In fact, despite J.J.’s love of a future so bright it doesn’t fit on screen, we didn’t get to see the future being bright, hopeful, or cheery.

We got to see an armada get destroyed. We got to see Starfleet (Section 31)-sanctioned warmongering, with torture, genocide, and slavery implied in Into Darkness. We got grayer shades of ethics and morality thrown out the window in favor of a black and white diatribe where the villain is almost totally justified and our good guys are the bad guys and revenge a common and accepted practice among Starfleet (first Kirk on Khan about Pike, then Spock on Khan about Kirk) and violence just another box to check off on our daily to-do. We got to see Kirk being pervy, drinking a LOT, and being a grade-A jerk. We get to see women objectified and not treated as equals. We got to see our heroes beat the crap out of nameless faceless baddies because they don’t wear uniforms like ours. We got a story that set up a minimal ethical arc, little-to-no morality play, weak intrigue, and very little besides run-and-gun action for 4 hours.

You just can’t ignore the biggest part of Trek and expect us to feel good about it (or you know, throw an epic level hissy cuz you played with our favorite toy and broke it). You can, in fact, get everything else right and still screw up the bit that makes Star Trek worth watching.

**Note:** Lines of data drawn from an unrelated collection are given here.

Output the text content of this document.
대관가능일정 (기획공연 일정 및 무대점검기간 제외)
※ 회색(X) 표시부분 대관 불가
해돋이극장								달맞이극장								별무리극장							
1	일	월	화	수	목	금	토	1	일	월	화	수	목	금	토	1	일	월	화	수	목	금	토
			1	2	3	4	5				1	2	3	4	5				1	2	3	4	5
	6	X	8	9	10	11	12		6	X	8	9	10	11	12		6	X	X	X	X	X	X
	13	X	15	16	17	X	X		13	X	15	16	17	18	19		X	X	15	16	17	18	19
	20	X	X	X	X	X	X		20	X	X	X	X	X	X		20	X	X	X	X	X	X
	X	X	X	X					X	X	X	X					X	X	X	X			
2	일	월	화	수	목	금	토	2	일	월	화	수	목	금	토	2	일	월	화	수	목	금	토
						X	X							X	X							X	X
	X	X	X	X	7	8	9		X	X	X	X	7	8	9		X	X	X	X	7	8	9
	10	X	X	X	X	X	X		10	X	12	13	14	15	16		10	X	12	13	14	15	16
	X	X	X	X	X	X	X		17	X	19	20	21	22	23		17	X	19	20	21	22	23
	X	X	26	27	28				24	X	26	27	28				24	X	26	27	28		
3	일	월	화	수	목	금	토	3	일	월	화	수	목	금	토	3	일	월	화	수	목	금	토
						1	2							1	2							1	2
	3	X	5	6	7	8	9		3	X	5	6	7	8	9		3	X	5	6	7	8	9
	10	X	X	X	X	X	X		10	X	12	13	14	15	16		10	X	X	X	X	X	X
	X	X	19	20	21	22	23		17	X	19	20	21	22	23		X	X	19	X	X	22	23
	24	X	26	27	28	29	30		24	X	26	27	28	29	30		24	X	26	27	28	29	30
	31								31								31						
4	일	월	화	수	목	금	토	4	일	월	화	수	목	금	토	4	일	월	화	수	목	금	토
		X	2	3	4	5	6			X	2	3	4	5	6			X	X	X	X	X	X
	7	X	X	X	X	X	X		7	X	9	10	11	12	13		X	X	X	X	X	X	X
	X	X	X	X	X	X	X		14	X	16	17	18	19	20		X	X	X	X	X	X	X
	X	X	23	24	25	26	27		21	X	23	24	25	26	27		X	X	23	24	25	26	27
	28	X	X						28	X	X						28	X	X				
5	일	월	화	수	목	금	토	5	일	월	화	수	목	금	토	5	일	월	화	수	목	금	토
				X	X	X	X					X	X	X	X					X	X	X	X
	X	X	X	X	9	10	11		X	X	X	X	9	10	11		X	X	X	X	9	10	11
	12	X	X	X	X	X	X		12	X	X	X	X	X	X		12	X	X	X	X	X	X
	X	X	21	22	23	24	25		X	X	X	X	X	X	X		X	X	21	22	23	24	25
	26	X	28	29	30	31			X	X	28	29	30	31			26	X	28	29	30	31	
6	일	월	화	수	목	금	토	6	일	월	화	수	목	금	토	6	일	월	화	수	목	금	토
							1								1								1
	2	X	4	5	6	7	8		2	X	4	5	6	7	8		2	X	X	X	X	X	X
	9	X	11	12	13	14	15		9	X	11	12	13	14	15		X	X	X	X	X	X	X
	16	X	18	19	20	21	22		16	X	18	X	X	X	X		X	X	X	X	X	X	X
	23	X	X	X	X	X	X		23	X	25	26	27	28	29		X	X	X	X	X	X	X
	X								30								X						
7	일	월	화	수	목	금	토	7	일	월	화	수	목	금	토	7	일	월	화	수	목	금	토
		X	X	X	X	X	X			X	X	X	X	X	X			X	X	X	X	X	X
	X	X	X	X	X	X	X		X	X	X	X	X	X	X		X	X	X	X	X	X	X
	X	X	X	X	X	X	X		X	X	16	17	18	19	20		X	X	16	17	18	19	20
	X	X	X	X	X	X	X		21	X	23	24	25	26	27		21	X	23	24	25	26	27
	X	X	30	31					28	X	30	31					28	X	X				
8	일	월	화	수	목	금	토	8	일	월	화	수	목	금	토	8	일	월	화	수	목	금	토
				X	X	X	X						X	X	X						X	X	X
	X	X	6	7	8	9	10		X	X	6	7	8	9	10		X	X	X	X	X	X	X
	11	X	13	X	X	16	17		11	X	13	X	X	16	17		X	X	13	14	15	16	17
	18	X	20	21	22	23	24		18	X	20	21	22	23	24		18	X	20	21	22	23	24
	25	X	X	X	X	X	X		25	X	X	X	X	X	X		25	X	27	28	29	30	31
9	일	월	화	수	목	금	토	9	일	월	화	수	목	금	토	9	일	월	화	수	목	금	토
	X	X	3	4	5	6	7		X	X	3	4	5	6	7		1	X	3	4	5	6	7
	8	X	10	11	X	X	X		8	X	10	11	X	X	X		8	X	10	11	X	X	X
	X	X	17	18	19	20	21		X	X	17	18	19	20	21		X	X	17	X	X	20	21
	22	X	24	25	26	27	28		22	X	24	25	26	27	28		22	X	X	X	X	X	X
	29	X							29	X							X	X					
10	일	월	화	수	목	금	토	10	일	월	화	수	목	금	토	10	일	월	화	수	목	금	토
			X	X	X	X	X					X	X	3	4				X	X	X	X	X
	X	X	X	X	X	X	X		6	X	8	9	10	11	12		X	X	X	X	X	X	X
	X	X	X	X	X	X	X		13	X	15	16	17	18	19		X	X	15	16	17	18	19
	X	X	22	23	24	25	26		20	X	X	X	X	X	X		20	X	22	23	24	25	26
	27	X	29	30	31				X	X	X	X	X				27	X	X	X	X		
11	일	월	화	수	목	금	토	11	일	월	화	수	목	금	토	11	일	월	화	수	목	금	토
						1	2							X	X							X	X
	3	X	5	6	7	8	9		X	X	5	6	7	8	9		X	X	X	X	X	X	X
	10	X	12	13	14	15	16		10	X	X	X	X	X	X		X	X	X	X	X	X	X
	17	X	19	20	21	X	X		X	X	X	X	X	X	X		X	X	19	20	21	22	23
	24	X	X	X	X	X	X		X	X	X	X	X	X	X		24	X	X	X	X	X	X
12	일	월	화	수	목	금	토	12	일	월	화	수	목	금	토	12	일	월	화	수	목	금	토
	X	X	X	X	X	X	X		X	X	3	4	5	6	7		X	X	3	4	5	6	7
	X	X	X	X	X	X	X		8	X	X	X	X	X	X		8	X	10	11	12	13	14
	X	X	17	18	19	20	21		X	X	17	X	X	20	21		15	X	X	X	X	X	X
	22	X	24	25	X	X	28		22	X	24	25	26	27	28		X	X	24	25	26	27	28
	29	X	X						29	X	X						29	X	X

So what would I have done differently? Three things:

  • Write stronger female characters (they’re not that hard to write – in fact, the ones we have in Nu Trek are fine, they just need better opportunities) and going above and beyond the Bechdel Test. Not objectifying ’em at every opportunity would be a good start, too. Remember that TOS Kirk loved women, but bent over backwards to be at least respectful.
  • Introduce a stronger moral/ethical arc. I’m not talking Shakespeare-level stuff here; neither Nero nor Khan had the depth of character to be truly epic baddies in the same way as Shinzon, Gowron, The Borg, The Founders, or TOS Khan were.
  • Fix the Treknology plot holes (Khan’s blood, transwarp transporter technology and why it’s not now in daily use…)

Literally everything else is forgivable. In fact, both movies are still entertaining and watchable, passable Trek – but if we’re trying to revive Trek’s future, we can’t throw out the most important thing Trek does: challenge our society to be better and show ’em how it’s done.

There’s one more movie in the series. I’m crossing my fingers they at least do one of the three above.